For almost 40 years, we’ve found terror (and other strange things) in the eight films in the ‘Alien’ franchise. It’s about time we ranked ’em.
Think about it. How many film franchises have survived, let alone succeeded in four different decades? That short list includes a few likely candidates — Star Wars is one. If George Lucas and Steven Spielberg get their way, Indiana Jones may become another one soon enough. That is to say that the Alien franchise breathes rarified air. And not just because it’s set elsewhere in the universe.
From 1979 to this very weekend, the Alien franchise has been a mainstay for horror hounds, sci-fi nerds, and fans of those terrors that lurk in the not-so-well-lit corridors of a spacecraft.
With the release of Alien Covenant, we are presented with the opportunity to look back at the entire franchise, warts and all. And place these 8 films — yes, even the ones with the Predators — into greater context.
We’re doing so this week in two parts. Part one is a podcast episode in which contributor Theo Broxson and I talk through the notion of ranking these 8 films at greater length. We’ve taken into consideration insight from other members of the FSR team and various resources around the web and have come ready to debate the placement of each film.

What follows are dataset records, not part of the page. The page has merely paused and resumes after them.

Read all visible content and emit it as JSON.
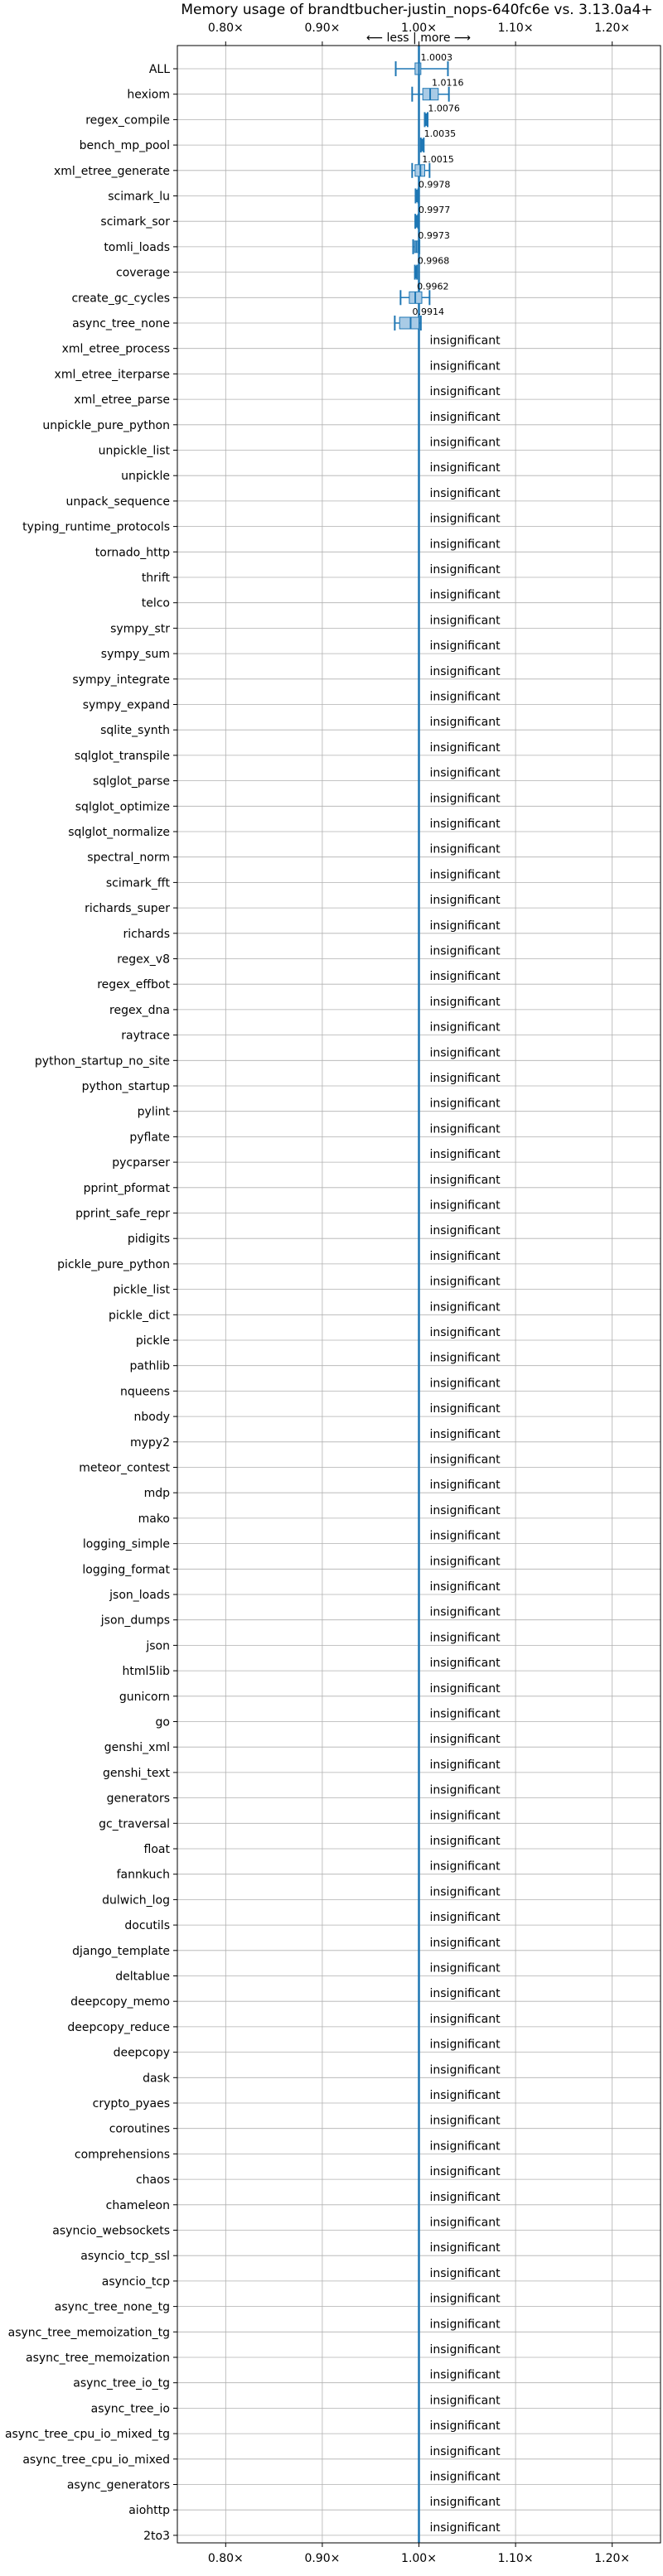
{
  "chart_data": {
    "type": "box",
    "title": "Memory usage of brandtbucher-justin_nops-640fc6e vs. 3.13.0a4+",
    "direction_annotation": "⟵ less | more ⟶",
    "xlim": [
      0.75,
      1.25
    ],
    "x_ticks": [
      0.8,
      0.9,
      1.0,
      1.1,
      1.2
    ],
    "x_tick_labels": [
      "0.80×",
      "0.90×",
      "1.00×",
      "1.10×",
      "1.20×"
    ],
    "reference_line": 1.0,
    "grid": true,
    "insignificant_label": "insignificant",
    "benchmarks": [
      {
        "name": "ALL",
        "label": "1.0003",
        "min": 0.976,
        "q1": 0.996,
        "median": 1.0,
        "q3": 1.002,
        "max": 1.03
      },
      {
        "name": "hexiom",
        "label": "1.0116",
        "min": 0.993,
        "q1": 1.004,
        "median": 1.0116,
        "q3": 1.02,
        "max": 1.031
      },
      {
        "name": "regex_compile",
        "label": "1.0076",
        "min": 1.006,
        "q1": 1.0068,
        "median": 1.0076,
        "q3": 1.0082,
        "max": 1.009
      },
      {
        "name": "bench_mp_pool",
        "label": "1.0035",
        "min": 1.002,
        "q1": 1.003,
        "median": 1.0035,
        "q3": 1.004,
        "max": 1.005
      },
      {
        "name": "xml_etree_generate",
        "label": "1.0015",
        "min": 0.993,
        "q1": 0.996,
        "median": 1.0015,
        "q3": 1.006,
        "max": 1.011
      },
      {
        "name": "scimark_lu",
        "label": "0.9978",
        "min": 0.9965,
        "q1": 0.9972,
        "median": 0.9978,
        "q3": 0.9984,
        "max": 0.9992
      },
      {
        "name": "scimark_sor",
        "label": "0.9977",
        "min": 0.9962,
        "q1": 0.997,
        "median": 0.9977,
        "q3": 0.9983,
        "max": 0.9992
      },
      {
        "name": "tomli_loads",
        "label": "0.9973",
        "min": 0.994,
        "q1": 0.9955,
        "median": 0.9973,
        "q3": 0.999,
        "max": 1.0005
      },
      {
        "name": "coverage",
        "label": "0.9968",
        "min": 0.9958,
        "q1": 0.9963,
        "median": 0.9968,
        "q3": 0.9973,
        "max": 0.998
      },
      {
        "name": "create_gc_cycles",
        "label": "0.9962",
        "min": 0.981,
        "q1": 0.99,
        "median": 0.9962,
        "q3": 1.003,
        "max": 1.011
      },
      {
        "name": "async_tree_none",
        "label": "0.9914",
        "min": 0.975,
        "q1": 0.98,
        "median": 0.9914,
        "q3": 1.0,
        "max": 1.002
      },
      {
        "name": "xml_etree_process",
        "insignificant": true
      },
      {
        "name": "xml_etree_iterparse",
        "insignificant": true
      },
      {
        "name": "xml_etree_parse",
        "insignificant": true
      },
      {
        "name": "unpickle_pure_python",
        "insignificant": true
      },
      {
        "name": "unpickle_list",
        "insignificant": true
      },
      {
        "name": "unpickle",
        "insignificant": true
      },
      {
        "name": "unpack_sequence",
        "insignificant": true
      },
      {
        "name": "typing_runtime_protocols",
        "insignificant": true
      },
      {
        "name": "tornado_http",
        "insignificant": true
      },
      {
        "name": "thrift",
        "insignificant": true
      },
      {
        "name": "telco",
        "insignificant": true
      },
      {
        "name": "sympy_str",
        "insignificant": true
      },
      {
        "name": "sympy_sum",
        "insignificant": true
      },
      {
        "name": "sympy_integrate",
        "insignificant": true
      },
      {
        "name": "sympy_expand",
        "insignificant": true
      },
      {
        "name": "sqlite_synth",
        "insignificant": true
      },
      {
        "name": "sqlglot_transpile",
        "insignificant": true
      },
      {
        "name": "sqlglot_parse",
        "insignificant": true
      },
      {
        "name": "sqlglot_optimize",
        "insignificant": true
      },
      {
        "name": "sqlglot_normalize",
        "insignificant": true
      },
      {
        "name": "spectral_norm",
        "insignificant": true
      },
      {
        "name": "scimark_fft",
        "insignificant": true
      },
      {
        "name": "richards_super",
        "insignificant": true
      },
      {
        "name": "richards",
        "insignificant": true
      },
      {
        "name": "regex_v8",
        "insignificant": true
      },
      {
        "name": "regex_effbot",
        "insignificant": true
      },
      {
        "name": "regex_dna",
        "insignificant": true
      },
      {
        "name": "raytrace",
        "insignificant": true
      },
      {
        "name": "python_startup_no_site",
        "insignificant": true
      },
      {
        "name": "python_startup",
        "insignificant": true
      },
      {
        "name": "pylint",
        "insignificant": true
      },
      {
        "name": "pyflate",
        "insignificant": true
      },
      {
        "name": "pycparser",
        "insignificant": true
      },
      {
        "name": "pprint_pformat",
        "insignificant": true
      },
      {
        "name": "pprint_safe_repr",
        "insignificant": true
      },
      {
        "name": "pidigits",
        "insignificant": true
      },
      {
        "name": "pickle_pure_python",
        "insignificant": true
      },
      {
        "name": "pickle_list",
        "insignificant": true
      },
      {
        "name": "pickle_dict",
        "insignificant": true
      },
      {
        "name": "pickle",
        "insignificant": true
      },
      {
        "name": "pathlib",
        "insignificant": true
      },
      {
        "name": "nqueens",
        "insignificant": true
      },
      {
        "name": "nbody",
        "insignificant": true
      },
      {
        "name": "mypy2",
        "insignificant": true
      },
      {
        "name": "meteor_contest",
        "insignificant": true
      },
      {
        "name": "mdp",
        "insignificant": true
      },
      {
        "name": "mako",
        "insignificant": true
      },
      {
        "name": "logging_simple",
        "insignificant": true
      },
      {
        "name": "logging_format",
        "insignificant": true
      },
      {
        "name": "json_loads",
        "insignificant": true
      },
      {
        "name": "json_dumps",
        "insignificant": true
      },
      {
        "name": "json",
        "insignificant": true
      },
      {
        "name": "html5lib",
        "insignificant": true
      },
      {
        "name": "gunicorn",
        "insignificant": true
      },
      {
        "name": "go",
        "insignificant": true
      },
      {
        "name": "genshi_xml",
        "insignificant": true
      },
      {
        "name": "genshi_text",
        "insignificant": true
      },
      {
        "name": "generators",
        "insignificant": true
      },
      {
        "name": "gc_traversal",
        "insignificant": true
      },
      {
        "name": "float",
        "insignificant": true
      },
      {
        "name": "fannkuch",
        "insignificant": true
      },
      {
        "name": "dulwich_log",
        "insignificant": true
      },
      {
        "name": "docutils",
        "insignificant": true
      },
      {
        "name": "django_template",
        "insignificant": true
      },
      {
        "name": "deltablue",
        "insignificant": true
      },
      {
        "name": "deepcopy_memo",
        "insignificant": true
      },
      {
        "name": "deepcopy_reduce",
        "insignificant": true
      },
      {
        "name": "deepcopy",
        "insignificant": true
      },
      {
        "name": "dask",
        "insignificant": true
      },
      {
        "name": "crypto_pyaes",
        "insignificant": true
      },
      {
        "name": "coroutines",
        "insignificant": true
      },
      {
        "name": "comprehensions",
        "insignificant": true
      },
      {
        "name": "chaos",
        "insignificant": true
      },
      {
        "name": "chameleon",
        "insignificant": true
      },
      {
        "name": "asyncio_websockets",
        "insignificant": true
      },
      {
        "name": "asyncio_tcp_ssl",
        "insignificant": true
      },
      {
        "name": "asyncio_tcp",
        "insignificant": true
      },
      {
        "name": "async_tree_none_tg",
        "insignificant": true
      },
      {
        "name": "async_tree_memoization_tg",
        "insignificant": true
      },
      {
        "name": "async_tree_memoization",
        "insignificant": true
      },
      {
        "name": "async_tree_io_tg",
        "insignificant": true
      },
      {
        "name": "async_tree_io",
        "insignificant": true
      },
      {
        "name": "async_tree_cpu_io_mixed_tg",
        "insignificant": true
      },
      {
        "name": "async_tree_cpu_io_mixed",
        "insignificant": true
      },
      {
        "name": "async_generators",
        "insignificant": true
      },
      {
        "name": "aiohttp",
        "insignificant": true
      },
      {
        "name": "2to3",
        "insignificant": true
      }
    ]
  },
  "colors": {
    "box_fill": "#a9cbe6",
    "box_edge": "#1f77b4",
    "reference_line": "#1f77b4",
    "grid": "#b0b0b0",
    "text": "#000000"
  }
}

As you can hear on the pod, this is not something we take lightly. Plenty of healthy debate goes into finalizing these lists. Each one of these films represents years in the lives of their creative teams and the blood, sweat, and tears of their crews. So even though we’re just a bunch of idiots on the internet, we try to approach a list of this nature with reverence. Also, I’ve reserved the right to change my mind between the podcast recording and now. You’ll see what I mean. That said, in the end, it’s up to me to commit the final, definitive rankings to print with digital ink. So here we go…

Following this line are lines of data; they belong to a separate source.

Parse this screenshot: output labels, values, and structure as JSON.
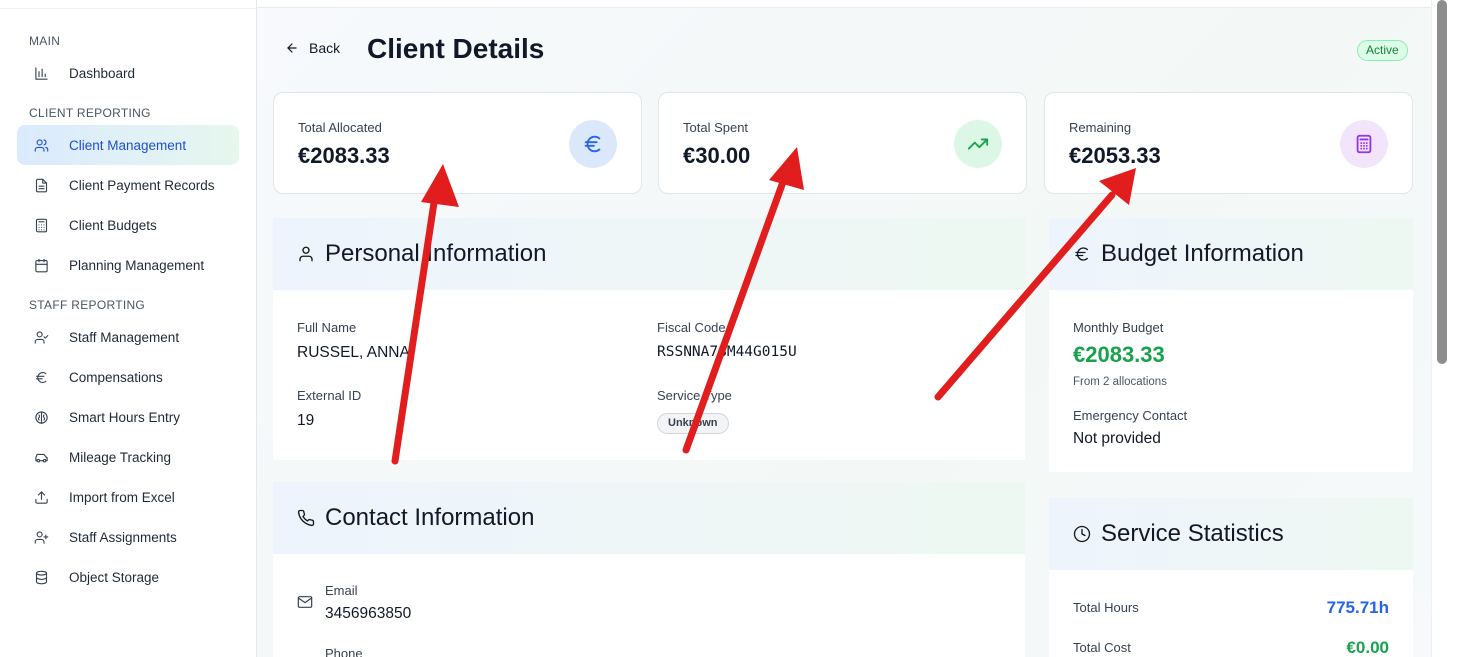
{
  "sidebar": {
    "sections": [
      {
        "label": "MAIN",
        "items": [
          {
            "label": "Dashboard",
            "icon": "bar-chart-icon"
          }
        ]
      },
      {
        "label": "CLIENT REPORTING",
        "items": [
          {
            "label": "Client Management",
            "icon": "users-icon",
            "active": true
          },
          {
            "label": "Client Payment Records",
            "icon": "file-text-icon"
          },
          {
            "label": "Client Budgets",
            "icon": "calculator-icon"
          },
          {
            "label": "Planning Management",
            "icon": "calendar-icon"
          }
        ]
      },
      {
        "label": "STAFF REPORTING",
        "items": [
          {
            "label": "Staff Management",
            "icon": "user-check-icon"
          },
          {
            "label": "Compensations",
            "icon": "euro-icon"
          },
          {
            "label": "Smart Hours Entry",
            "icon": "brain-icon"
          },
          {
            "label": "Mileage Tracking",
            "icon": "car-icon"
          },
          {
            "label": "Import from Excel",
            "icon": "upload-icon"
          },
          {
            "label": "Staff Assignments",
            "icon": "user-plus-icon"
          },
          {
            "label": "Object Storage",
            "icon": "database-icon"
          }
        ]
      }
    ]
  },
  "header": {
    "back_label": "Back",
    "title": "Client Details",
    "status": "Active"
  },
  "stats": [
    {
      "label": "Total Allocated",
      "value": "€2083.33",
      "icon": "euro-icon",
      "bg": "#dbe8fb",
      "fg": "#2563eb"
    },
    {
      "label": "Total Spent",
      "value": "€30.00",
      "icon": "trending-up-icon",
      "bg": "#dcf7e6",
      "fg": "#16a34a"
    },
    {
      "label": "Remaining",
      "value": "€2053.33",
      "icon": "calculator-icon",
      "bg": "#f1e4fb",
      "fg": "#9333ea"
    }
  ],
  "personal": {
    "title": "Personal Information",
    "full_name_label": "Full Name",
    "full_name": "RUSSEL, ANNA",
    "fiscal_code_label": "Fiscal Code",
    "fiscal_code": "RSSNNA78M44G015U",
    "external_id_label": "External ID",
    "external_id": "19",
    "service_type_label": "Service Type",
    "service_type": "Unknown"
  },
  "contact": {
    "title": "Contact Information",
    "email_label": "Email",
    "email": "3456963850",
    "phone_label": "Phone"
  },
  "budget": {
    "title": "Budget Information",
    "monthly_label": "Monthly Budget",
    "monthly_value": "€2083.33",
    "allocations_note": "From 2 allocations",
    "emergency_label": "Emergency Contact",
    "emergency_value": "Not provided"
  },
  "service_stats": {
    "title": "Service Statistics",
    "hours_label": "Total Hours",
    "hours_value": "775.71h",
    "cost_label": "Total Cost",
    "cost_value": "€0.00"
  },
  "colors": {
    "accent_blue": "#2563eb",
    "accent_green": "#16a34a",
    "annotation_red": "#e11d1d"
  }
}
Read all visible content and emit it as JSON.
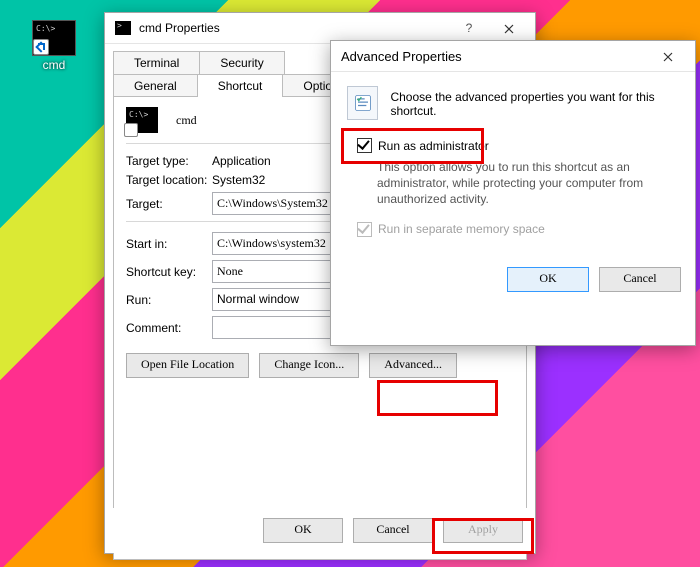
{
  "desktop": {
    "shortcut_label": "cmd"
  },
  "props": {
    "title": "cmd Properties",
    "tabs_row1": [
      "Terminal",
      "Security"
    ],
    "tabs_row2": [
      "General",
      "Shortcut",
      "Options"
    ],
    "active_tab": "Shortcut",
    "name_field": "cmd",
    "target_type_label": "Target type:",
    "target_type": "Application",
    "target_loc_label": "Target location:",
    "target_loc": "System32",
    "target_label": "Target:",
    "target": "C:\\Windows\\System32",
    "startin_label": "Start in:",
    "startin": "C:\\Windows\\system32",
    "shortcutkey_label": "Shortcut key:",
    "shortcutkey": "None",
    "run_label": "Run:",
    "run": "Normal window",
    "comment_label": "Comment:",
    "comment": "",
    "btn_openloc": "Open File Location",
    "btn_changeicon": "Change Icon...",
    "btn_advanced": "Advanced...",
    "btn_ok": "OK",
    "btn_cancel": "Cancel",
    "btn_apply": "Apply"
  },
  "adv": {
    "title": "Advanced Properties",
    "headline": "Choose the advanced properties you want for this shortcut.",
    "runadmin_label": "Run as administrator",
    "runadmin_checked": true,
    "runadmin_desc": "This option allows you to run this shortcut as an administrator, while protecting your computer from unauthorized activity.",
    "sepmem_label": "Run in separate memory space",
    "sepmem_checked": true,
    "btn_ok": "OK",
    "btn_cancel": "Cancel"
  }
}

8. Alien vs. Predator: Requiem (2007)
Given how poorly lit this film was, it’s hard to say that we’ll ever really know if it were good. Maybe someday the Brothers Strause will go back and tune up the contrast for one of those black-and-white cuts that are all the rage. Maybe no one really cares that much about the AvP sequel. What we can say is that to its credit, Requiem did redeem some of the ill-will of AvP‘s PG-13 rating by hinting at a lot of very poorly lit brutality. It’s unfortunate because the concept is a lot of fun, but someone has to be last.

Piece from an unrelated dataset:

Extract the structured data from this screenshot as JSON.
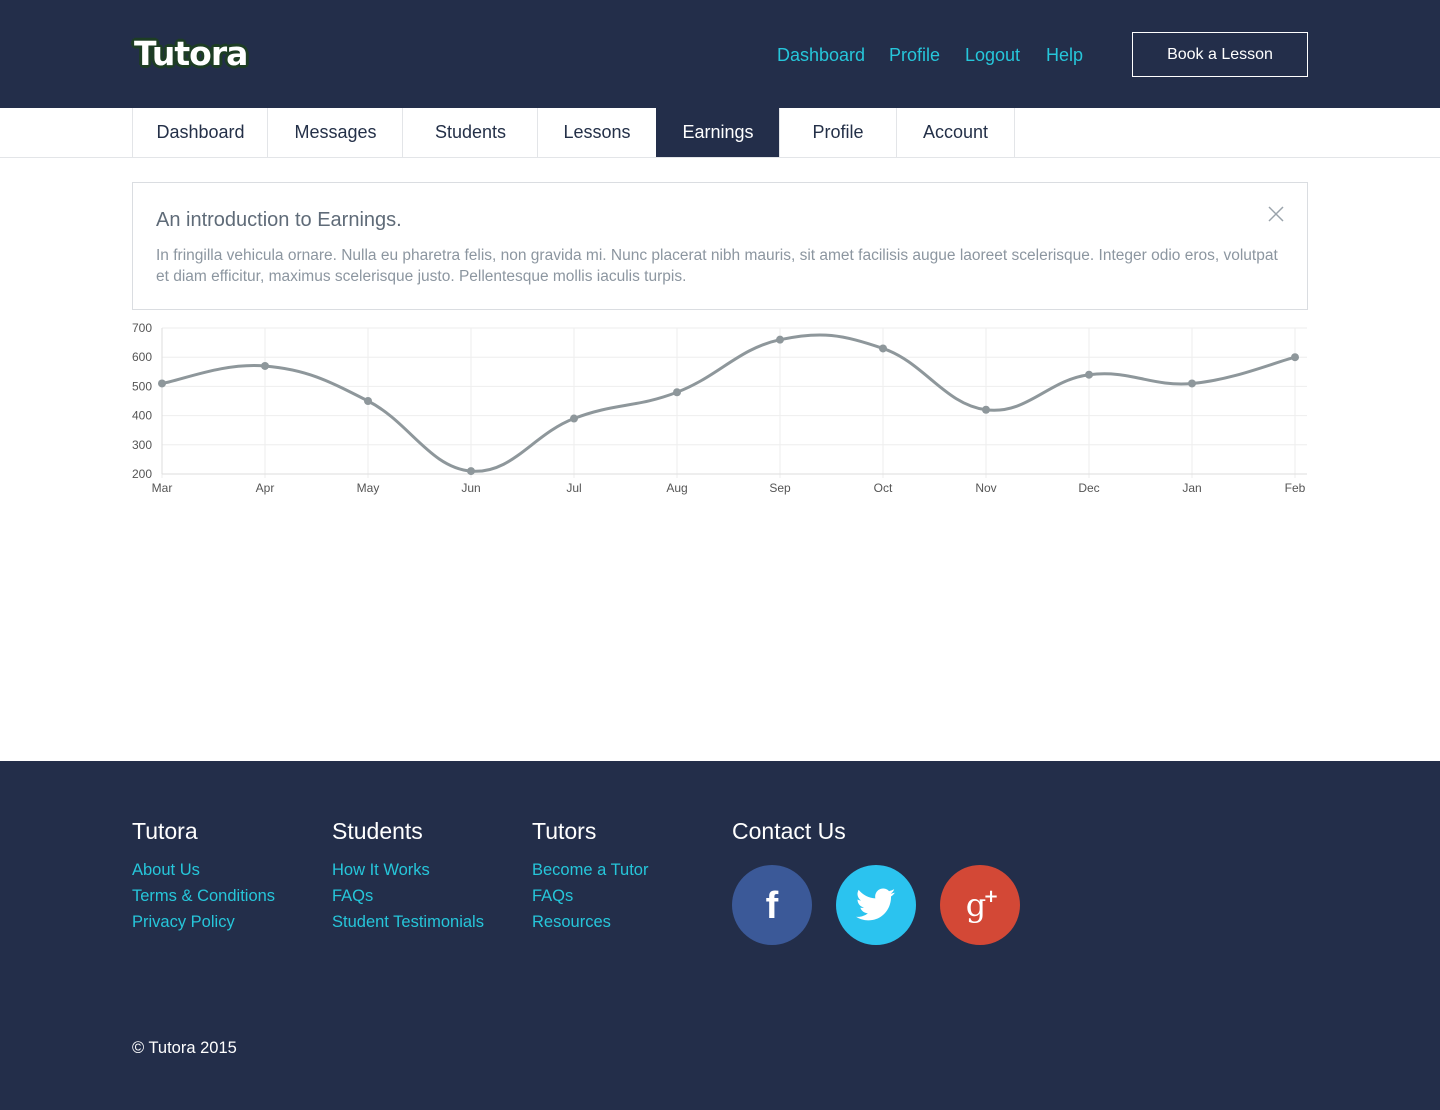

7. AVP: Alien vs. Predator (2004)
There’s a weirdness to Paul W.S. Anderson’s contribution to the franchise. Not just that the story is strange or the visuals of seeing a Xenomorph figure through the heat-vision of the Predator mask is a unique proposition. The very existence of AvP is out there. It originated from a comic book story by Dan O’Bannon, who wrote the original screenplay for Ridley Scott’s 1979 masterpiece that can be seen much further down this page. It was then taken by Anderson and Shane Salerno and turned into the PG-13 schlockfest we see in the final version, filled with Aztec mythology, Predator rites of passage, and a new origin story for Xenomorphs. Looking back, it’s a product of a time when studios wanted to make horror movies for which 13-year-olds could buy tickets, but they never stopped to think about what made the franchise so successful in the first place. AvP may be the ultimate cautionary tale for bad crossover ideas, but it’s also a time capsule for a different kind of bad movie. The ambitious, hugely misguided swings at being the weirdest kid on the block. Never change, AvP.
6. Alien 3 (1992)
If David Fincher doesn’t like this movie — and trust me when I say that he doesn’t — how are we supposed to rank it any higher than some of these other films. Their directors, for better or worse, at least felt pretty good about what they made. The other problem with Alien 3: it’s the tale of two films. Are we rating the original theatrical cut? The special edition? The even better double secret special edition that still exists in David Fincher’s mind? Sorry, we have to look at the theatrical version of this movie and that version is hot, wet, and on fire. It may have given us one of the sexiest single frames of the entire franchise (pictured above), but there’s not much else here to work with. Apologists can crow about studio interference, directorial independence, and the value of unrealized visions all they want, but it won’t make those Xenomorph-running-down-the-hall effects any better.